Крепость - читать онлайн книгу. Автор: Петр Алешковский cтр.№ 95

читать книги онлайн бесплатно
 
 

Онлайн книга - Крепость | Автор книги - Петр Алешковский

Cтраница 95
читать онлайн книги бесплатно

Но игра продолжалась, и, как всегда бывает, рядом с высоким примостилось низкое: ореховая угловая витринка с рюмками и стаканами мутно-зеленого стекла, по которым пробегали разноцветные отсветы от гирлянды, с толстыми бедрами и узкой талией (в ней хранились тарелки) и приметно выдвинутой вперед грудью (отделением для ножей и вилок) смахивала на удалую девку из трактира. Захотелось лихо свистнуть, махнуть ей рукой, подзывая, и заказать легкий закусон и шкалик водки. Она бы мгновенно сервировала заказ на столике у кровати и отошла бы назад в свой угол ждать дальнейших приказаний, оставив его наедине с елочкой – главной виновницей торжества. Елка блестела и переливалась, оживляя старые игрушки, санки на ее ветвях неслись с горы словно в вихре снега – так мерцал и искрился старый бисер, мельница готова была закрутить крыльями, а старик-звездочет выкинул вперед руку, тщетно пытаясь словить трубящего в стеклянную трубу хрупкого ангела. Еловый настой очистил воздух и перебил застоявшиеся запахи избы: прель от подсыхающих осиновых дров, тонкую струю нафталина из большого сундука, даже пыль, постоянно просыпа́вшаяся с забученного чердака, танцевала теперь в разноцветном воздухе и не сушила по обыкновению горло и слизистую в носу и пахла резким и живым смоляным запахом, а не слежавшейся глиной и пересохшим мхом.

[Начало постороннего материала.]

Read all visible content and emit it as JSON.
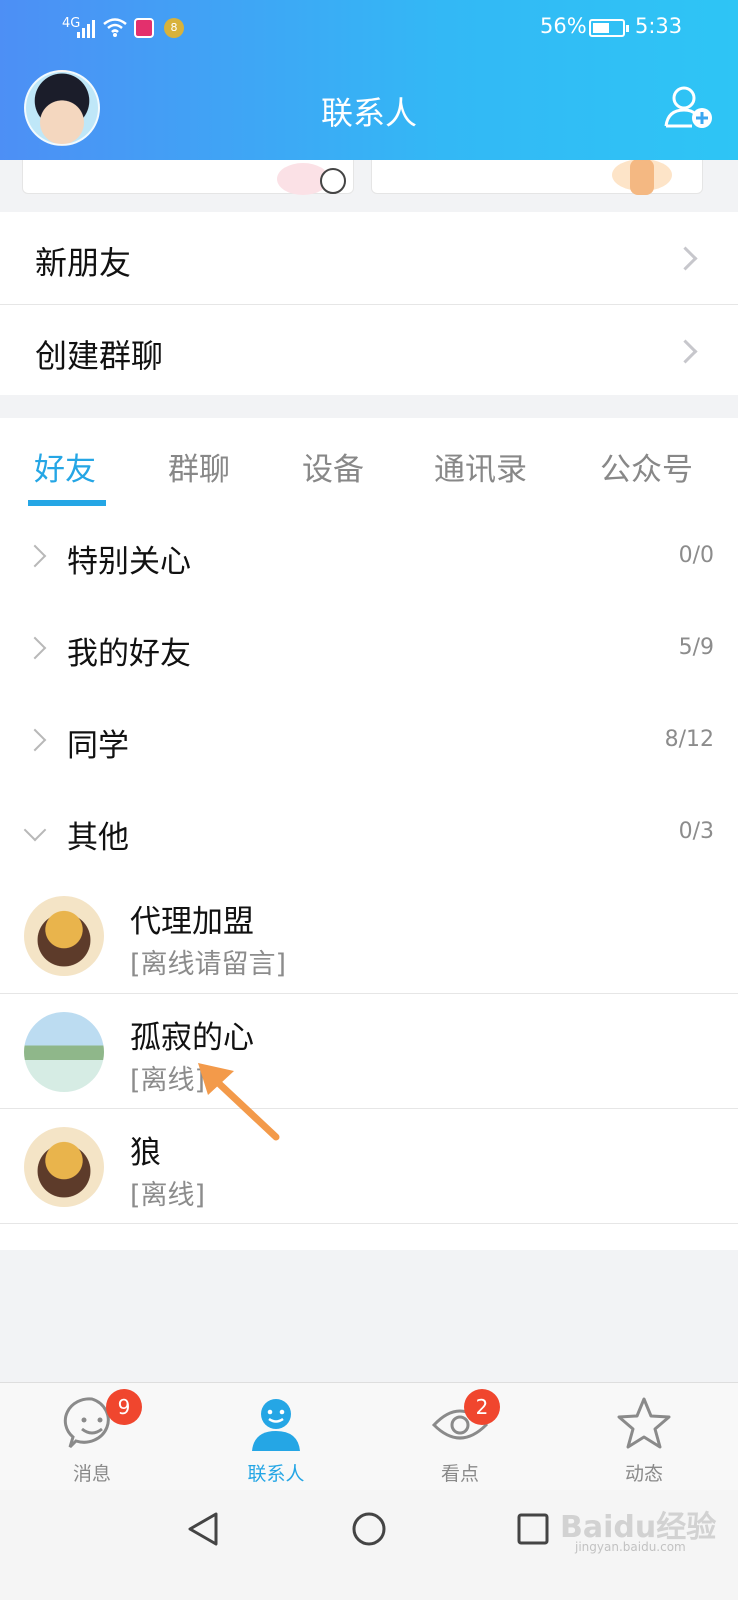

Мальцов на цыпочках пробрался к кровати, распахнул ватное одеяло, разделся и нырнул в объятия чистых простыней. Какое-то время он еще наслаждался волшебной трансмутацией вещей, но чудо не могло длиться вечно: вероятно, луна сменила наклон, вещи на глазах скучнели, и, чтобы не видеть окончательного развоплощения, он не стал даже проводить рукой перед глазами, отменяя игру, – просто повернулся к стенке и принялся думать о сказанном Леной.

Она, надо отдать ей должное, была прирожденным философом: сначала произносила слово, затем пыталась истолковать его, искала смысл, обкатывая словосочетания. Мальцова не удивило, что отвлеченное понятие, типа «свобода», было ей непонятно, не укладывалось в голове, а значит, записывалось в разряд враждебных и отвергалось за ненадобностью. Жизнь ее тянулась картофельной бороздой, четко спланированной, прямо вспаханной, в ней всё было расписано и всё повторялось многократно от начала до конца; не разбросать по осени навоз на пашне, вовремя не окучить гряды и не опрыскать их от жука означало одно – голодную смерть. Заполненное работой, выношенное поколениями уравнение принимало случай лишь как исключение и сметало его с дорожки, подобно напа́давшей листве, досадной помехе, грязи, мешающей ежедневной ходьбе. Ее жесткий деревенский рационализм с неприятием иного и пассивным смирением Мальцова не устраивал, разлагаться по собственной воле он не хотел. Он не раз убеждался, что жизнью правит именно случай. Смирись он и не поссорься тогда с Маничкиным, не произошла бы череда последующих событий, изменивших его жизнь в корне, перевернув устоявшийся уклад с ног на голову. Последняя встреча с Ниной только цинично расставила по местам приоритеты, стало совершенно понятно, что возврата назад нет. Перестрадать остаток жизни и сдохнуть, как предлагала соседка? Он сложил из кулака фигу, ткнул ею в сторону веселенькой елочки и выдернул штепсель гирлянды из розетки.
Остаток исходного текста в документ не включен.